Show that $∃x[∀yLxy ⇔ ∃z¬Lxz]$ is a contradiction. I know that to prove contradiction, I need to prove that $∃x[∀yLxy ⇔ ∃z¬Lxz]$ can derive $y$ & not $y.$
I got stuck at formulating the contradiction, because I don't know if $∀yLxy$ is the same as $∀zLxz$ intuitively. I think these two are different, but the contradiction I'm thinking about requires these two to be the same.
 A: The statement $$\exists x[\forall y Lxy \leftrightarrow \exists z \neg Lxz]$$ says that there is some object $x$ for which $$\forall y Lxy \leftrightarrow \exists z \neg Lxz$$ is true. So, if we call that object $a$, we get that
$$\forall y Lay \leftrightarrow \exists z \neg Laz$$
and by the quantifier negation law that means:
$$\forall y Lay \leftrightarrow \neg \forall z Laz$$
and now you see the contradiction: the left side says that $a$ stands in relation $L$ to every object, and yet the right side denies exactly that
(and yes, the fact that $y$ is used on the left side, and $z$ on the right side makes no difference: just as $\forall x P(x)$ and $\forall y P(y)$ say exactly the same thing .. variables are just 'dummy placeholders')
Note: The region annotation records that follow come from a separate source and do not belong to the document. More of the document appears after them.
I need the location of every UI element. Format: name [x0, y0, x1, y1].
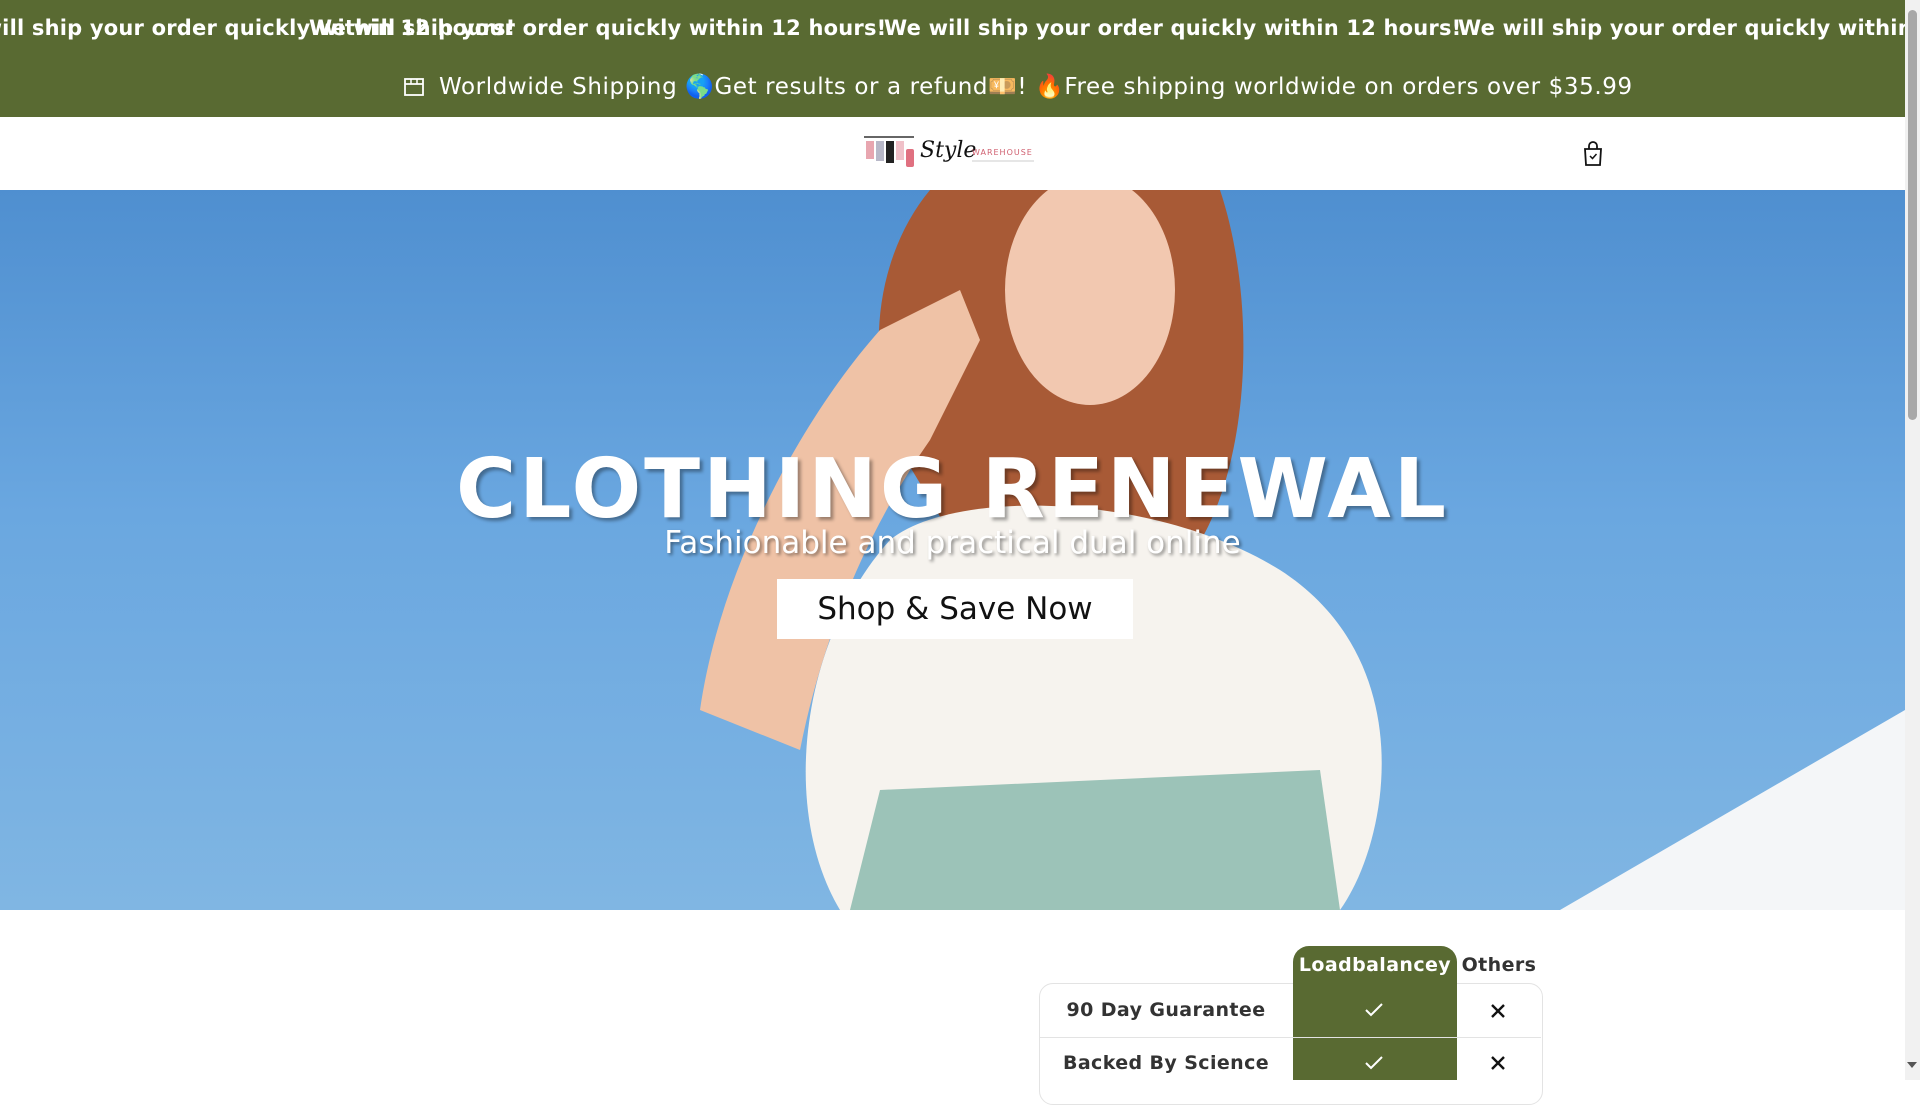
cart-icon[interactable]: [1582, 141, 1604, 167]
comparison-column-ours: Loadbalancey: [1298, 954, 1452, 976]
check-icon: [1365, 1003, 1383, 1017]
store-logo[interactable]: Style WAREHOUSE: [860, 127, 1038, 177]
store-icon: [404, 77, 424, 96]
comparison-column-others: Others: [1461, 954, 1537, 976]
close-icon: [1491, 1056, 1505, 1070]
scrollbar-thumb[interactable]: [1908, 10, 1917, 420]
logo-text: Style: [920, 138, 976, 163]
page-scrollbar[interactable]: [1905, 0, 1920, 1080]
marquee-item: We will ship your order quickly within 1…: [884, 16, 1462, 40]
shop-now-button[interactable]: Shop & Save Now: [777, 579, 1133, 639]
announcement-text: Worldwide Shipping 🌎Get results or a ref…: [439, 74, 1633, 100]
hero-banner: CLOTHING RENEWAL Fashionable and practic…: [0, 190, 1905, 910]
marquee-item: We will ship your order quickly within 1…: [1458, 16, 1905, 40]
hero-title: CLOTHING RENEWAL: [455, 442, 1450, 537]
logo-subtext: WAREHOUSE: [972, 148, 1033, 157]
marquee-bar: We will ship your order quickly within 1…: [0, 0, 1905, 56]
comparison-row-label: Backed By Science: [1062, 1052, 1270, 1074]
check-icon: [1365, 1056, 1383, 1070]
marquee-item: We will ship your order quickly within 1…: [309, 16, 887, 40]
comparison-divider: [1039, 1037, 1541, 1038]
chevron-down-icon[interactable]: [1907, 1062, 1917, 1068]
hero-subtitle: Fashionable and practical dual online: [664, 525, 1241, 561]
site-header: Style WAREHOUSE: [0, 117, 1905, 191]
close-icon: [1491, 1004, 1505, 1018]
announcement-bar: Worldwide Shipping 🌎Get results or a ref…: [0, 56, 1905, 117]
comparison-row-label: 90 Day Guarantee: [1066, 999, 1266, 1021]
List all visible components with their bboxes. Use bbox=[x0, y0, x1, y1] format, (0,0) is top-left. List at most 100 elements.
Now, not knowing how exactly (formal proof? truth tree? formal semantics? A more informal argument of the kind I just showed?) you are being asked to show that the statement is a contradiction, I can't help you any further, but hopefully you'll be able to take this line of reasoning and transform it into the kind of proof you are supposed to create.